Saturday, January 26: Genesis 23- .

The inevitability of life… Sarah dies. At 120, 30 years after Isaac was born and how many years after she married Abraham, Sarah died.

The older I grow and the longer I am married myself, the more fascinating I find this chapter. Or maybe the word is perplexing. The author, Moses, chooses to focus in on the transaction of buying a burial plot instead of Abraham’s grief or sorrow. In fact the latter is summed up in one partial sentence, and Abraham went to mourn for Sarah and to weep over her (2).

Historically Moses did us a great favor by giving us an incredible glimpse into the social life and business life of the ancient world. But I found myself pondering the eventualities of life… and particularly death of a loved one.

I have not experienced this emotion with a close loved one yet in my life. Both of my parents are still living (in their 90’s) and all of my siblings and their children are all alive. One nephew died at a few months old but I was in high school and not overly connected at the time. And all of my in-law parents and siblings are all living. As an adult, I have yet to bury a close relative.
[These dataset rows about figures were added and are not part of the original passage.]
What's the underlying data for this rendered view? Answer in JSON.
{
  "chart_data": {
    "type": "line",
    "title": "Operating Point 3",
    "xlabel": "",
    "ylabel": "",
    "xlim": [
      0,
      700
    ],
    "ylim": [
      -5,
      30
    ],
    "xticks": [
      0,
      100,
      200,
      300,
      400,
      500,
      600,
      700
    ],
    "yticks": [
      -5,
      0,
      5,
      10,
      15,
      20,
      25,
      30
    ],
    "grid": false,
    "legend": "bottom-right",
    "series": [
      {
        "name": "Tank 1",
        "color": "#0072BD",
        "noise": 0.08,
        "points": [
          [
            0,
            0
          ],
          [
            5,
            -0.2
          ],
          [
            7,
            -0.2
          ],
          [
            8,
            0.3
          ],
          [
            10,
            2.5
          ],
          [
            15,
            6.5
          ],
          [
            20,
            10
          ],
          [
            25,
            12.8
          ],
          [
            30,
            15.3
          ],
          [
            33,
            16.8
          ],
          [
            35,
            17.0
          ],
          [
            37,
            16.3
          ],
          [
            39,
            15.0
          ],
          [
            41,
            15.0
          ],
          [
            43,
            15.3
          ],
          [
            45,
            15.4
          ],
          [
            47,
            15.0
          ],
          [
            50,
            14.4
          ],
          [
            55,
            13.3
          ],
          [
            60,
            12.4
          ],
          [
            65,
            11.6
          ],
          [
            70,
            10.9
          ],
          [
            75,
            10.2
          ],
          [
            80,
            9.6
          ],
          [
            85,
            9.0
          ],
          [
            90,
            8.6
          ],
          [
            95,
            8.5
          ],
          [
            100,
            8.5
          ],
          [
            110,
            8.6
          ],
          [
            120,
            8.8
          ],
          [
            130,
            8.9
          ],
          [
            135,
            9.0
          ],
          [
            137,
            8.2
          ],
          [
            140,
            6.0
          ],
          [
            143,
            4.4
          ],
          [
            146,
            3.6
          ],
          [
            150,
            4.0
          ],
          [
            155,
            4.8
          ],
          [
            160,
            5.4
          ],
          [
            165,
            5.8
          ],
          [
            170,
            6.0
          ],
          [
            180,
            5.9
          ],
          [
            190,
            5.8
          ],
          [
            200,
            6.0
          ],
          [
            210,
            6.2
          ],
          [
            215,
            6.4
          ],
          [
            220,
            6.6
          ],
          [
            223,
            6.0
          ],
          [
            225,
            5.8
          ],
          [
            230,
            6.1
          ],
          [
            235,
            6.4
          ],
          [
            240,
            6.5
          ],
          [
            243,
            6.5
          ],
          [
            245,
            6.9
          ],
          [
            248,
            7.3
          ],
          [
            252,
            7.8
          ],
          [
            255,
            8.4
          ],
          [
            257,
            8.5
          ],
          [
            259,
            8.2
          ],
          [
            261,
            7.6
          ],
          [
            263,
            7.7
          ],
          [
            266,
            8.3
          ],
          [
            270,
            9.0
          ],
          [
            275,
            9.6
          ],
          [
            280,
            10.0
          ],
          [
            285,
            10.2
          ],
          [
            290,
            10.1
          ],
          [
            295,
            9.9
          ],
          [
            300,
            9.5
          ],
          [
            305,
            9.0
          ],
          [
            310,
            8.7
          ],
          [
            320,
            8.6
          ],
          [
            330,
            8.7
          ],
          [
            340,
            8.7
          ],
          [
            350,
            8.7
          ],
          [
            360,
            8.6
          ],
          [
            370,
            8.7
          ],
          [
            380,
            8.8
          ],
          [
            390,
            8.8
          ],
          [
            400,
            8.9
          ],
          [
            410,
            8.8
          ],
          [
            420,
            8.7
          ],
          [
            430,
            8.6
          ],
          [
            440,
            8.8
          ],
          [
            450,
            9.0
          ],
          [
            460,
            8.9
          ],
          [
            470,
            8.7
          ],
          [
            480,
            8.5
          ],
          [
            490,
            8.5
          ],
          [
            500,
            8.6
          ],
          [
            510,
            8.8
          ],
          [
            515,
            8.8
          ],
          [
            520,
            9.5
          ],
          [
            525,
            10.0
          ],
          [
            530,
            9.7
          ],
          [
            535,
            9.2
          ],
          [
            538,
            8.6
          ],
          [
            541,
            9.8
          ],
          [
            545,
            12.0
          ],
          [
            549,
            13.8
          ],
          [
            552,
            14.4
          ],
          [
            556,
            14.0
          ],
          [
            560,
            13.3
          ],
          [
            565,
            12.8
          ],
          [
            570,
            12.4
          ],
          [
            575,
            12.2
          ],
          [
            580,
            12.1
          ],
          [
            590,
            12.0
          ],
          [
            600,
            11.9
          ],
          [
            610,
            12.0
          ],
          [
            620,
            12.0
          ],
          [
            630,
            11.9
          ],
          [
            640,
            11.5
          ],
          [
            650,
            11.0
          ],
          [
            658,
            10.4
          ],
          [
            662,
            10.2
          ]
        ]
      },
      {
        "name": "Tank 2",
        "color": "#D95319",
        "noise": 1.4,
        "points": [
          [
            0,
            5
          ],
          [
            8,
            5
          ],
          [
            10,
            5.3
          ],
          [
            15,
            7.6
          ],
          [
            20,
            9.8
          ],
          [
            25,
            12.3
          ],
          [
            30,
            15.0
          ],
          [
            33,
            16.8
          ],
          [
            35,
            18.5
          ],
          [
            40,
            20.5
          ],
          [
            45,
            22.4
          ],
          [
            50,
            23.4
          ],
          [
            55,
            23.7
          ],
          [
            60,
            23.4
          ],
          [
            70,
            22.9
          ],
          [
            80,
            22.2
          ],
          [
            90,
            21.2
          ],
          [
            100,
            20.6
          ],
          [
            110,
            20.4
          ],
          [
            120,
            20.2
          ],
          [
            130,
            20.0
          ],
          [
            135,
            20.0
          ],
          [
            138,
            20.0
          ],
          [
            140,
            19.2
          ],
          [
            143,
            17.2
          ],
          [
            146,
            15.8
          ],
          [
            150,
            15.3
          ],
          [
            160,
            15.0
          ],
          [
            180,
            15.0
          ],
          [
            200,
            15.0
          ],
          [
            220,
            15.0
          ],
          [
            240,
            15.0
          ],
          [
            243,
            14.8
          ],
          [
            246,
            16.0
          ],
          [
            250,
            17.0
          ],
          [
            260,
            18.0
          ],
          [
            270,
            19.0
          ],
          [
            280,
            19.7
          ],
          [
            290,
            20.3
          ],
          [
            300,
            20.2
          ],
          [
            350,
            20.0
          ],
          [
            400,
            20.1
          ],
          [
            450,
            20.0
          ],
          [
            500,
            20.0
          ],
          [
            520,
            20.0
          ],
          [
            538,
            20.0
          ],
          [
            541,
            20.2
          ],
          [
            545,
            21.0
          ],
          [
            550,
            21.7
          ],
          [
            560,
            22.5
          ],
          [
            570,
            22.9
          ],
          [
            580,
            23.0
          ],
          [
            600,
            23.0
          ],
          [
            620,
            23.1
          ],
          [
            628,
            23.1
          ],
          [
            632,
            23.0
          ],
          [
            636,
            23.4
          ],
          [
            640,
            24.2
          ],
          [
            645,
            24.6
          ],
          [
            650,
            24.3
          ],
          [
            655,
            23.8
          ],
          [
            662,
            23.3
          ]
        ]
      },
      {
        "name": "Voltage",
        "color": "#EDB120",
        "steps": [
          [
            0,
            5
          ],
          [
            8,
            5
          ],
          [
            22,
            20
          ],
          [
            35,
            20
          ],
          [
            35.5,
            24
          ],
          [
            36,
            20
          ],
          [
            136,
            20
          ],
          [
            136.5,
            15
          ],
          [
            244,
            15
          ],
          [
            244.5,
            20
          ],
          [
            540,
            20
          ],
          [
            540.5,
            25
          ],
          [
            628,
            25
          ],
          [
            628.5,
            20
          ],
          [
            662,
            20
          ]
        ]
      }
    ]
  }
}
This story caused me to think about how important my family and especially my wife and children are to me.

And the nudge, I believe of the Spirit came, “Bill, how well are you appreciating and expressing the love you have for your family while they are still living with you?”

This hit me. I surely don’t want to wait till someone dies and then have to deal with the guilt of thinking I wish I had expressed my love more clearly…

Wow, I never expected my time with Jesus to take me to this place today…

Lord, Jesus, thank You for the gift of my family. Help me to get better at appreciating them and loving them. In Your name, I pray. Amen.